B-

The Chicago Code: "O'Leary's Cow"

The Chicago Code: "O'Leary's Cow"

I watched Southland last week for the first time since the show’s initial season on NBC. I thought Southland was just fine in its original incarnation, if not unique enough to convince me to become a regular viewer. But I’d heard—from friends, from fellow critics, and from you guys—that the show had gotten much better since moving to TNT. So I checked out the latest episode, and whaddaya know? Y’all were right. The expressionistic style, the vivid Los Angeles location shooting, the immersive storytelling… Southland isn’t perfect, mind you, but it’s a mature piece of work, worthy of attention.

I’m sure you’ve figured out where I’m going with this: The Chicago Code, while a solid show, isn’t up to the level of Southland. At least not yet. The Chicago Code features terrific location shooting too, and it has a great deal of energy in its style, especially in the action sequences. But while it means to be mature, there’s still too much spoon-feeding going on and too many clichés.

That was especially evident in this week’s episode, “O’Leary’s Cow.” Largely leaving aside the series’ master-plot, the episode cuts between three storylines: In one, Wysocki and Evers try to solve a murder in the notoriously close-knit Chinatown; in another, Liam tries to ingratiate himself with a crew of arsonists; in the third, Teresa discovers that her brother-in-law has been making money off of his access to her. “O’Leary’s Cow” is largely light on action—a shame, given that Clark Johnson directed it—and largely free of surprises. Aside from some solid weaving together of the three segments’ shared themes, this is as conventional an episode as The Chicago Code has yet produced.

And again: conventional isn’t bad, necessarily. There’s a lot to like about “O’Leary’s Cow.” Like the moment when Superintendent Colvin goes to investigate a potential money-laundering case at the behest of her brother-in-law Robert and is crushed when she hears the complainant ask if she’s expecting more money. Or the moment when Wysocki finds a Chinese-American cop who’s been stuck behind a desk for 12 years and offers her a chance to do some fieldwork, as a translator. Or Liam’s angst when he gets his in with the arson crew and then kills somebody the first time he sets a fire. Or the way Evers flirts with new character Nurse Natalie, asking if she’s shooting him down because of “my dedication to a wide range of children’s charities?”

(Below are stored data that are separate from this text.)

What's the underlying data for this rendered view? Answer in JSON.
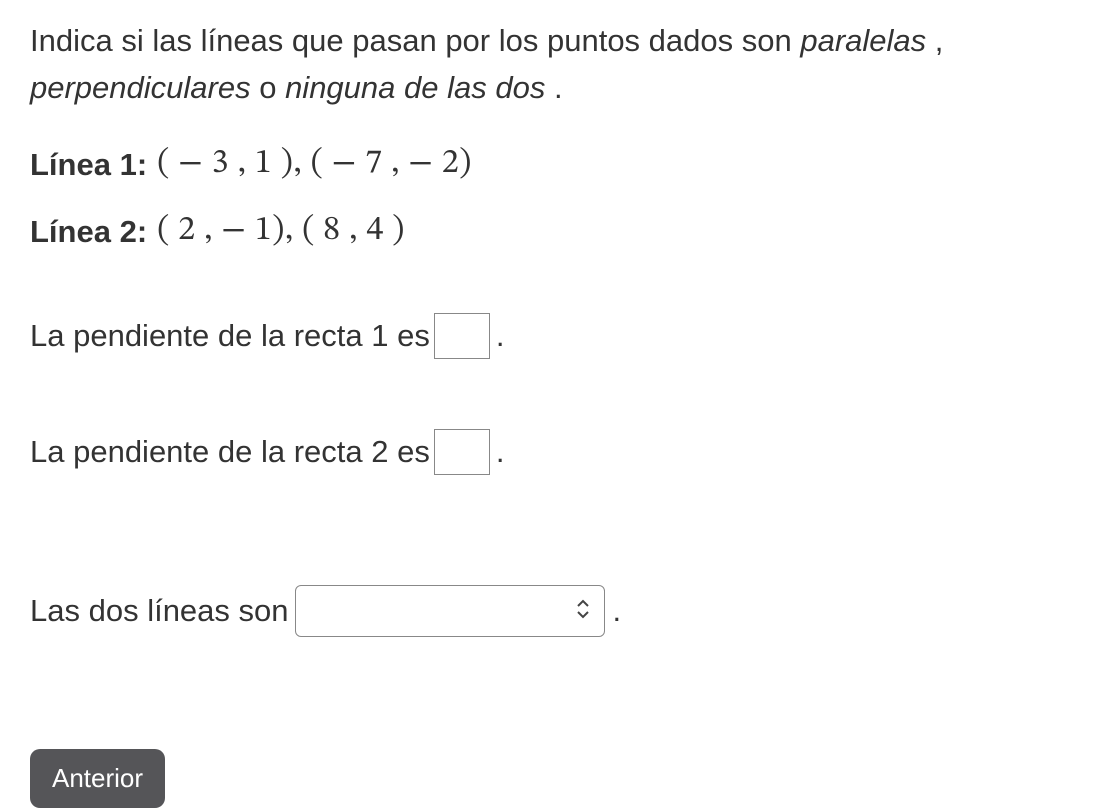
{
  "instruction": {
    "part1": "Indica si las líneas que pasan por los puntos dados son ",
    "italic1": "paralelas ",
    "comma": ", ",
    "italic2": "perpendiculares",
    "mid": " o ",
    "italic3": "ninguna de las dos ",
    "end": "."
  },
  "lines": {
    "line1_label": "Línea 1:",
    "line1_points": "( − 3 , 1  ), ( − 7 , − 2)",
    "line2_label": "Línea 2:",
    "line2_points": "( 2 , − 1), ( 8 , 4  )"
  },
  "answers": {
    "slope1_prefix": "La pendiente de la recta 1 es",
    "slope1_value": "",
    "slope2_prefix": "La pendiente de la recta 2 es",
    "slope2_value": "",
    "final_prefix": "Las dos líneas son",
    "select_value": "",
    "period": "."
  },
  "buttons": {
    "anterior": "Anterior"
  },
  "icons": {
    "updown": "⇳"
  }
}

But each of those scenes and lines is undercut in one way or another by the episode’s straightforwardness. With Nurse Natalie, I was hoping for some really juicy reason for why she wouldn’t give date Evers. (Honestly, I was kind of hoping that she’d turn out to be Wysocki’s as-yet-unseen young fiancée.) Instead, she explains that she doesn’t date cops because cops get shot and die. Nothing there we haven’t heard in hundreds of other police dramas. With Liam, we had to suffer through more stiff line readings—especially in his first appearance, where he reintroduces his entire story arc in one awkward sentence—along with further examples of why someone as antsy as him has no business working as an undercover cop. With the Teresa/Robert storyline, we were treated to a nicely growly performance by Terriers favorite Rockmond Dunbar, but then when Teresa tells Robert that he’s going to have to turn himself in to the FBI, we get a hackneyed speech from Teresa’s sister, Amy, about how all Teresa cares about is her job, not her family.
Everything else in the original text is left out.